Petr Kadlec wrote:
OK, although I would imagine that wrapping the
parameters to
htmlspecialchars() would be a little bit "more correct", I can
understand that.
So I'll ask a question that seems to be far off this topic, but it is not. :-)
What importance, meaning and purpose is there in the following message
that appears in some LanguageXx.php files?
# This file is encoded in UTF-8, no byte order mark.
# For compatibility with Latin-1 installations, please
# don't add literal characters above U+00ff.
What difference is there between e.g. U+00FF (UTF-8 encoding C3, BF)
and U+0100 (encoded to C4, 80), with regards to Latin-1 installations?

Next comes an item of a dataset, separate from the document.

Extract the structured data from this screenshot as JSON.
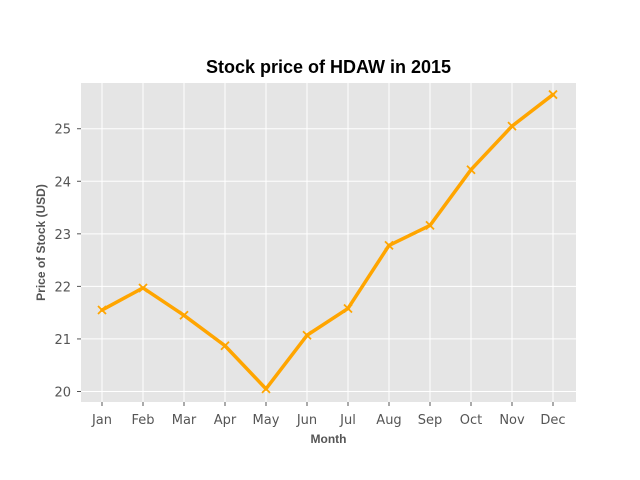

That warning doesn't apply to LanguageCs.php. It only applies to the
language files with that comment. The story is that some wikis (in
particular en, da, nl and sv) have been encoded in latin-1 since the
year dot. The language files for those wikis used to be latin-1, but
that prevented the creation of new utf-8 wikis in those languages. So
Brion converted all the language files to utf-8, and wrote
LanguageLatin1.php, which uses iconv to convert the text to latin-1 at
runtime. Characters above U+00FF can't be represented in latin-1, and
are instead converted to a question mark. This is rarely an issue since
the languages with latin-1 wikis generally only need latin-1 characters.
So, my final deduction is that the abovementioned
message is rather
strange and I should ignore it, write any Unicode character to the
file normally, and generally not use HTML entities. (Which is
unfortunate especially for nbsp, which is normally indistinguishable
from a plain space character.) Am I correct?
Yes, that's correct.
-- Tim Starling